Ford K E, Fowler S C, Nail G L
Pharmacol Biochem Behav. 1979 Aug;11(2):239-41. doi: 10.1016/0091-3057(79)90021-2.
Rats responded under a FR20 schedule of water reinforcement by paw-pressing a silent, isometric, force-sensing manipulandum. Two seven-animal groups differed in terms of the force requirement for reinforcer delivery, i.e., a low-force condition (4-g requirement for reinforcer delivery) or a high-force condition (32-g requirement for reinforcer delivery). Oral dose ranges of chlorpromazine (1.0, 3.0, 9.0 mg/kg) and clozapine (2.5, 5.0, 10.0 mg/kg) were evaluated for their effects on intensitive measures of response (i.e., peak force and duration), in addition to the conventional rate measure. Peak force, duration, and rate of response were recorded with a laboratory computer system. Conjoint examination of these three dependent variables revealed that clozapine, a new anti-psychotic agent which produces virtially no extrapyramidal side effects in man, affected FR responding in the same way as did chlorpromazine. More specifically, response rate and peak force declined as a function of dose for each drug. Duration of response tended to be increased at the highest dose for both clozapine and chlorpromazine, but this effect was limited primarily to the high-force condition.

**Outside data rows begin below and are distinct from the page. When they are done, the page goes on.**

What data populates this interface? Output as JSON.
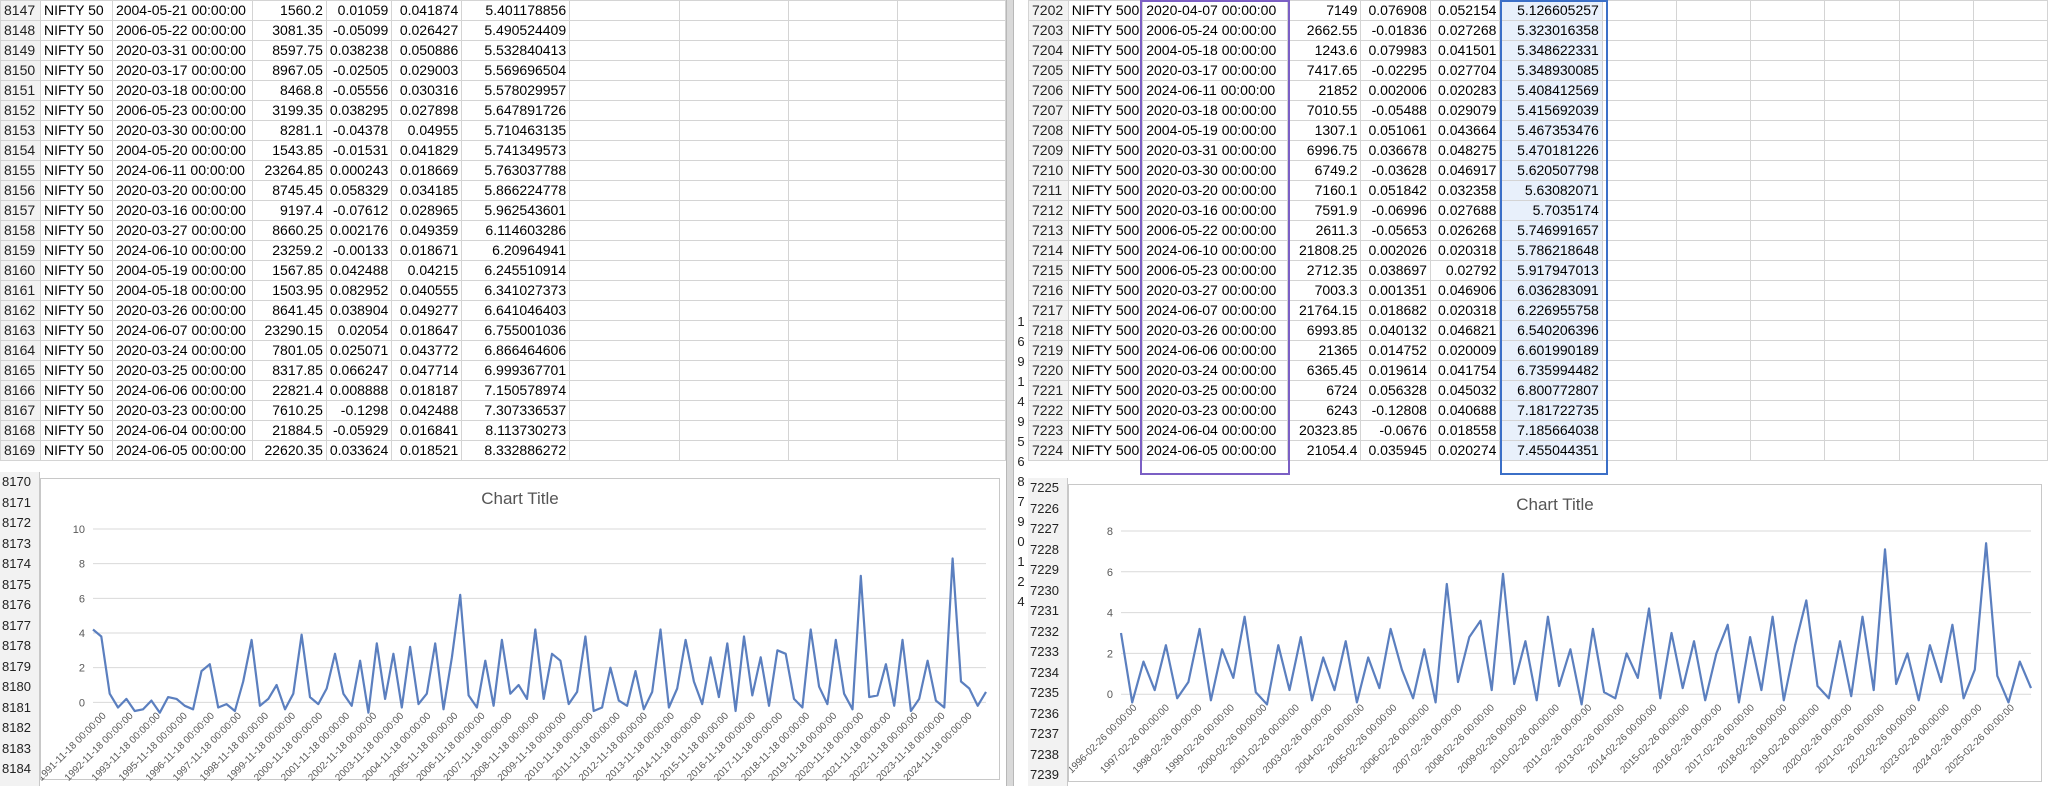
{
  "left": {
    "rows": [
      {
        "r": "8147",
        "idx": "NIFTY 50",
        "date": "2004-05-21 00:00:00",
        "close": "1560.2",
        "ret": "0.01059",
        "vol": "0.041874",
        "z": "5.401178856"
      },
      {
        "r": "8148",
        "idx": "NIFTY 50",
        "date": "2006-05-22 00:00:00",
        "close": "3081.35",
        "ret": "-0.05099",
        "vol": "0.026427",
        "z": "5.490524409"
      },
      {
        "r": "8149",
        "idx": "NIFTY 50",
        "date": "2020-03-31 00:00:00",
        "close": "8597.75",
        "ret": "0.038238",
        "vol": "0.050886",
        "z": "5.532840413"
      },
      {
        "r": "8150",
        "idx": "NIFTY 50",
        "date": "2020-03-17 00:00:00",
        "close": "8967.05",
        "ret": "-0.02505",
        "vol": "0.029003",
        "z": "5.569696504"
      },
      {
        "r": "8151",
        "idx": "NIFTY 50",
        "date": "2020-03-18 00:00:00",
        "close": "8468.8",
        "ret": "-0.05556",
        "vol": "0.030316",
        "z": "5.578029957"
      },
      {
        "r": "8152",
        "idx": "NIFTY 50",
        "date": "2006-05-23 00:00:00",
        "close": "3199.35",
        "ret": "0.038295",
        "vol": "0.027898",
        "z": "5.647891726"
      },
      {
        "r": "8153",
        "idx": "NIFTY 50",
        "date": "2020-03-30 00:00:00",
        "close": "8281.1",
        "ret": "-0.04378",
        "vol": "0.04955",
        "z": "5.710463135"
      },
      {
        "r": "8154",
        "idx": "NIFTY 50",
        "date": "2004-05-20 00:00:00",
        "close": "1543.85",
        "ret": "-0.01531",
        "vol": "0.041829",
        "z": "5.741349573"
      },
      {
        "r": "8155",
        "idx": "NIFTY 50",
        "date": "2024-06-11 00:00:00",
        "close": "23264.85",
        "ret": "0.000243",
        "vol": "0.018669",
        "z": "5.763037788"
      },
      {
        "r": "8156",
        "idx": "NIFTY 50",
        "date": "2020-03-20 00:00:00",
        "close": "8745.45",
        "ret": "0.058329",
        "vol": "0.034185",
        "z": "5.866224778"
      },
      {
        "r": "8157",
        "idx": "NIFTY 50",
        "date": "2020-03-16 00:00:00",
        "close": "9197.4",
        "ret": "-0.07612",
        "vol": "0.028965",
        "z": "5.962543601"
      },
      {
        "r": "8158",
        "idx": "NIFTY 50",
        "date": "2020-03-27 00:00:00",
        "close": "8660.25",
        "ret": "0.002176",
        "vol": "0.049359",
        "z": "6.114603286"
      },
      {
        "r": "8159",
        "idx": "NIFTY 50",
        "date": "2024-06-10 00:00:00",
        "close": "23259.2",
        "ret": "-0.00133",
        "vol": "0.018671",
        "z": "6.20964941"
      },
      {
        "r": "8160",
        "idx": "NIFTY 50",
        "date": "2004-05-19 00:00:00",
        "close": "1567.85",
        "ret": "0.042488",
        "vol": "0.04215",
        "z": "6.245510914"
      },
      {
        "r": "8161",
        "idx": "NIFTY 50",
        "date": "2004-05-18 00:00:00",
        "close": "1503.95",
        "ret": "0.082952",
        "vol": "0.040555",
        "z": "6.341027373"
      },
      {
        "r": "8162",
        "idx": "NIFTY 50",
        "date": "2020-03-26 00:00:00",
        "close": "8641.45",
        "ret": "0.038904",
        "vol": "0.049277",
        "z": "6.641046403"
      },
      {
        "r": "8163",
        "idx": "NIFTY 50",
        "date": "2024-06-07 00:00:00",
        "close": "23290.15",
        "ret": "0.02054",
        "vol": "0.018647",
        "z": "6.755001036"
      },
      {
        "r": "8164",
        "idx": "NIFTY 50",
        "date": "2020-03-24 00:00:00",
        "close": "7801.05",
        "ret": "0.025071",
        "vol": "0.043772",
        "z": "6.866464606"
      },
      {
        "r": "8165",
        "idx": "NIFTY 50",
        "date": "2020-03-25 00:00:00",
        "close": "8317.85",
        "ret": "0.066247",
        "vol": "0.047714",
        "z": "6.999367701"
      },
      {
        "r": "8166",
        "idx": "NIFTY 50",
        "date": "2024-06-06 00:00:00",
        "close": "22821.4",
        "ret": "0.008888",
        "vol": "0.018187",
        "z": "7.150578974"
      },
      {
        "r": "8167",
        "idx": "NIFTY 50",
        "date": "2020-03-23 00:00:00",
        "close": "7610.25",
        "ret": "-0.1298",
        "vol": "0.042488",
        "z": "7.307336537"
      },
      {
        "r": "8168",
        "idx": "NIFTY 50",
        "date": "2024-06-04 00:00:00",
        "close": "21884.5",
        "ret": "-0.05929",
        "vol": "0.016841",
        "z": "8.113730273"
      },
      {
        "r": "8169",
        "idx": "NIFTY 50",
        "date": "2024-06-05 00:00:00",
        "close": "22620.35",
        "ret": "0.033624",
        "vol": "0.018521",
        "z": "8.332886272"
      }
    ],
    "chart_rows": [
      "8170",
      "8171",
      "8172",
      "8173",
      "8174",
      "8175",
      "8176",
      "8177",
      "8178",
      "8179",
      "8180",
      "8181",
      "8182",
      "8183",
      "8184"
    ]
  },
  "right": {
    "rows": [
      {
        "r": "7202",
        "idx": "NIFTY 500",
        "date": "2020-04-07 00:00:00",
        "close": "7149",
        "ret": "0.076908",
        "vol": "0.052154",
        "z": "5.126605257"
      },
      {
        "r": "7203",
        "idx": "NIFTY 500",
        "date": "2006-05-24 00:00:00",
        "close": "2662.55",
        "ret": "-0.01836",
        "vol": "0.027268",
        "z": "5.323016358"
      },
      {
        "r": "7204",
        "idx": "NIFTY 500",
        "date": "2004-05-18 00:00:00",
        "close": "1243.6",
        "ret": "0.079983",
        "vol": "0.041501",
        "z": "5.348622331"
      },
      {
        "r": "7205",
        "idx": "NIFTY 500",
        "date": "2020-03-17 00:00:00",
        "close": "7417.65",
        "ret": "-0.02295",
        "vol": "0.027704",
        "z": "5.348930085"
      },
      {
        "r": "7206",
        "idx": "NIFTY 500",
        "date": "2024-06-11 00:00:00",
        "close": "21852",
        "ret": "0.002006",
        "vol": "0.020283",
        "z": "5.408412569"
      },
      {
        "r": "7207",
        "idx": "NIFTY 500",
        "date": "2020-03-18 00:00:00",
        "close": "7010.55",
        "ret": "-0.05488",
        "vol": "0.029079",
        "z": "5.415692039"
      },
      {
        "r": "7208",
        "idx": "NIFTY 500",
        "date": "2004-05-19 00:00:00",
        "close": "1307.1",
        "ret": "0.051061",
        "vol": "0.043664",
        "z": "5.467353476"
      },
      {
        "r": "7209",
        "idx": "NIFTY 500",
        "date": "2020-03-31 00:00:00",
        "close": "6996.75",
        "ret": "0.036678",
        "vol": "0.048275",
        "z": "5.470181226"
      },
      {
        "r": "7210",
        "idx": "NIFTY 500",
        "date": "2020-03-30 00:00:00",
        "close": "6749.2",
        "ret": "-0.03628",
        "vol": "0.046917",
        "z": "5.620507798"
      },
      {
        "r": "7211",
        "idx": "NIFTY 500",
        "date": "2020-03-20 00:00:00",
        "close": "7160.1",
        "ret": "0.051842",
        "vol": "0.032358",
        "z": "5.63082071"
      },
      {
        "r": "7212",
        "idx": "NIFTY 500",
        "date": "2020-03-16 00:00:00",
        "close": "7591.9",
        "ret": "-0.06996",
        "vol": "0.027688",
        "z": "5.7035174"
      },
      {
        "r": "7213",
        "idx": "NIFTY 500",
        "date": "2006-05-22 00:00:00",
        "close": "2611.3",
        "ret": "-0.05653",
        "vol": "0.026268",
        "z": "5.746991657"
      },
      {
        "r": "7214",
        "idx": "NIFTY 500",
        "date": "2024-06-10 00:00:00",
        "close": "21808.25",
        "ret": "0.002026",
        "vol": "0.020318",
        "z": "5.786218648"
      },
      {
        "r": "7215",
        "idx": "NIFTY 500",
        "date": "2006-05-23 00:00:00",
        "close": "2712.35",
        "ret": "0.038697",
        "vol": "0.02792",
        "z": "5.917947013"
      },
      {
        "r": "7216",
        "idx": "NIFTY 500",
        "date": "2020-03-27 00:00:00",
        "close": "7003.3",
        "ret": "0.001351",
        "vol": "0.046906",
        "z": "6.036283091"
      },
      {
        "r": "7217",
        "idx": "NIFTY 500",
        "date": "2024-06-07 00:00:00",
        "close": "21764.15",
        "ret": "0.018682",
        "vol": "0.020318",
        "z": "6.226955758"
      },
      {
        "r": "7218",
        "idx": "NIFTY 500",
        "date": "2020-03-26 00:00:00",
        "close": "6993.85",
        "ret": "0.040132",
        "vol": "0.046821",
        "z": "6.540206396"
      },
      {
        "r": "7219",
        "idx": "NIFTY 500",
        "date": "2024-06-06 00:00:00",
        "close": "21365",
        "ret": "0.014752",
        "vol": "0.020009",
        "z": "6.601990189"
      },
      {
        "r": "7220",
        "idx": "NIFTY 500",
        "date": "2020-03-24 00:00:00",
        "close": "6365.45",
        "ret": "0.019614",
        "vol": "0.041754",
        "z": "6.735994482"
      },
      {
        "r": "7221",
        "idx": "NIFTY 500",
        "date": "2020-03-25 00:00:00",
        "close": "6724",
        "ret": "0.056328",
        "vol": "0.045032",
        "z": "6.800772807"
      },
      {
        "r": "7222",
        "idx": "NIFTY 500",
        "date": "2020-03-23 00:00:00",
        "close": "6243",
        "ret": "-0.12808",
        "vol": "0.040688",
        "z": "7.181722735"
      },
      {
        "r": "7223",
        "idx": "NIFTY 500",
        "date": "2024-06-04 00:00:00",
        "close": "20323.85",
        "ret": "-0.0676",
        "vol": "0.018558",
        "z": "7.185664038"
      },
      {
        "r": "7224",
        "idx": "NIFTY 500",
        "date": "2024-06-05 00:00:00",
        "close": "21054.4",
        "ret": "0.035945",
        "vol": "0.020274",
        "z": "7.455044351"
      }
    ],
    "chart_rows": [
      "7225",
      "7226",
      "7227",
      "7228",
      "7229",
      "7230",
      "7231",
      "7232",
      "7233",
      "7234",
      "7235",
      "7236",
      "7237",
      "7238",
      "7239"
    ],
    "gutter_digits": [
      "1",
      "6",
      "9",
      "1",
      "4",
      "9",
      "5",
      "6",
      "8",
      "7",
      "9",
      "0",
      "1",
      "2",
      "4"
    ]
  },
  "chart_data": [
    {
      "type": "line",
      "title": "Chart Title",
      "ylim": [
        -2,
        10
      ],
      "yticks": [
        "0",
        "2",
        "4",
        "6",
        "8",
        "10"
      ],
      "grid": true,
      "color": "#5b7fbf",
      "xtick_labels": [
        "1991-11-18 00:00:00",
        "1992-11-18 00:00:00",
        "1993-11-18 00:00:00",
        "1995-11-18 00:00:00",
        "1996-11-18 00:00:00",
        "1997-11-18 00:00:00",
        "1998-11-18 00:00:00",
        "1999-11-18 00:00:00",
        "2000-11-18 00:00:00",
        "2001-11-18 00:00:00",
        "2002-11-18 00:00:00",
        "2003-11-18 00:00:00",
        "2004-11-18 00:00:00",
        "2005-11-18 00:00:00",
        "2006-11-18 00:00:00",
        "2007-11-18 00:00:00",
        "2008-11-18 00:00:00",
        "2009-11-18 00:00:00",
        "2010-11-18 00:00:00",
        "2011-11-18 00:00:00",
        "2012-11-18 00:00:00",
        "2013-11-18 00:00:00",
        "2014-11-18 00:00:00",
        "2015-11-18 00:00:00",
        "2016-11-18 00:00:00",
        "2017-11-18 00:00:00",
        "2018-11-18 00:00:00",
        "2019-11-18 00:00:00",
        "2020-11-18 00:00:00",
        "2021-11-18 00:00:00",
        "2022-11-18 00:00:00",
        "2023-11-18 00:00:00",
        "2024-11-18 00:00:00"
      ],
      "series": [
        {
          "values": [
            4.2,
            3.8,
            0.5,
            -0.3,
            0.2,
            -0.5,
            -0.4,
            0.1,
            -0.6,
            0.3,
            0.2,
            -0.2,
            -0.4,
            1.8,
            2.2,
            -0.3,
            -0.1,
            -0.5,
            1.2,
            3.6,
            -0.2,
            0.2,
            1.0,
            -0.4,
            0.5,
            3.9,
            0.3,
            -0.1,
            0.8,
            2.8,
            0.5,
            -0.2,
            2.4,
            -0.6,
            3.4,
            0.2,
            2.8,
            -0.3,
            3.2,
            -0.1,
            0.5,
            3.4,
            -0.4,
            2.6,
            6.2,
            0.4,
            -0.3,
            2.4,
            -0.2,
            3.6,
            0.5,
            1.0,
            0.2,
            4.2,
            0.2,
            2.8,
            2.4,
            -0.1,
            0.6,
            3.8,
            -0.5,
            -0.3,
            2.0,
            0.1,
            -0.2,
            1.8,
            -0.4,
            0.6,
            4.2,
            -0.3,
            0.8,
            3.6,
            1.2,
            -0.1,
            2.6,
            0.3,
            3.4,
            -0.5,
            3.8,
            0.4,
            2.6,
            -0.2,
            3.0,
            2.8,
            0.2,
            -0.3,
            4.2,
            0.9,
            -0.1,
            3.6,
            0.5,
            -0.4,
            7.3,
            0.3,
            0.4,
            2.2,
            -0.2,
            3.6,
            -0.5,
            0.2,
            2.4,
            0.1,
            -0.3,
            8.3,
            1.2,
            0.8,
            -0.2,
            0.6
          ]
        }
      ]
    },
    {
      "type": "line",
      "title": "Chart Title",
      "ylim": [
        -2,
        8
      ],
      "yticks": [
        "0",
        "2",
        "4",
        "6",
        "8"
      ],
      "grid": true,
      "color": "#5b7fbf",
      "xtick_labels": [
        "1996-02-26 00:00:00",
        "1997-02-26 00:00:00",
        "1998-02-26 00:00:00",
        "1999-02-26 00:00:00",
        "2000-02-26 00:00:00",
        "2001-02-26 00:00:00",
        "2003-02-26 00:00:00",
        "2004-02-26 00:00:00",
        "2005-02-26 00:00:00",
        "2006-02-26 00:00:00",
        "2007-02-26 00:00:00",
        "2008-02-26 00:00:00",
        "2009-02-26 00:00:00",
        "2010-02-26 00:00:00",
        "2011-02-26 00:00:00",
        "2013-02-26 00:00:00",
        "2014-02-26 00:00:00",
        "2015-02-26 00:00:00",
        "2016-02-26 00:00:00",
        "2017-02-26 00:00:00",
        "2018-02-26 00:00:00",
        "2019-02-26 00:00:00",
        "2020-02-26 00:00:00",
        "2021-02-26 00:00:00",
        "2022-02-26 00:00:00",
        "2023-02-26 00:00:00",
        "2024-02-26 00:00:00",
        "2025-02-26 00:00:00"
      ],
      "series": [
        {
          "values": [
            3.0,
            -0.4,
            1.6,
            0.2,
            2.4,
            -0.2,
            0.6,
            3.2,
            -0.3,
            2.2,
            0.8,
            3.8,
            0.1,
            -0.5,
            2.4,
            0.2,
            2.8,
            -0.3,
            1.8,
            0.2,
            2.6,
            -0.4,
            1.8,
            0.3,
            3.2,
            1.2,
            -0.2,
            2.2,
            -0.4,
            5.4,
            0.6,
            2.8,
            3.6,
            0.2,
            5.9,
            0.5,
            2.6,
            -0.3,
            3.8,
            0.4,
            2.2,
            -0.5,
            3.2,
            0.1,
            -0.2,
            2.0,
            0.8,
            4.2,
            -0.2,
            3.0,
            0.3,
            2.6,
            -0.3,
            2.0,
            3.4,
            -0.4,
            2.8,
            0.2,
            3.8,
            -0.3,
            2.4,
            4.6,
            0.4,
            -0.2,
            2.6,
            -0.1,
            3.8,
            0.2,
            7.1,
            0.5,
            2.0,
            -0.3,
            2.4,
            0.6,
            3.4,
            -0.2,
            1.2,
            7.4,
            0.9,
            -0.4,
            1.6,
            0.3
          ]
        }
      ]
    }
  ]
}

大鼠通过按压一个静音、等距、力敏操作手柄,在每20次按压获得一次水强化的固定比率(FR20)程序下做出反应。两个七只动物的组在获得强化物所需的力的要求上有所不同,即低力条件(获得强化物需4克力的要求)或高力条件(获得强化物需32克力的要求)。除了传统的反应速率测量外,还评估了氯丙嗪(1.0、3.0、9.0毫克/千克)和氯氮平(2.5、5.0、10.0毫克/千克)的口服剂量范围对反应强度测量指标(即峰值力和持续时间)的影响。反应的峰值力、持续时间和速率由实验室计算机系统记录。对这三个因变量的联合检查显示,氯氮平作为一种在人体几乎不产生锥体外系副作用的新型抗精神病药物,对固定比率反应的影响与氯丙嗪相同。更具体地说,每种药物的反应速率和峰值力都随剂量增加而下降。氯氮平和氯丙嗪在最高剂量时反应持续时间都有增加的趋势,但这种影响主要限于高力条件。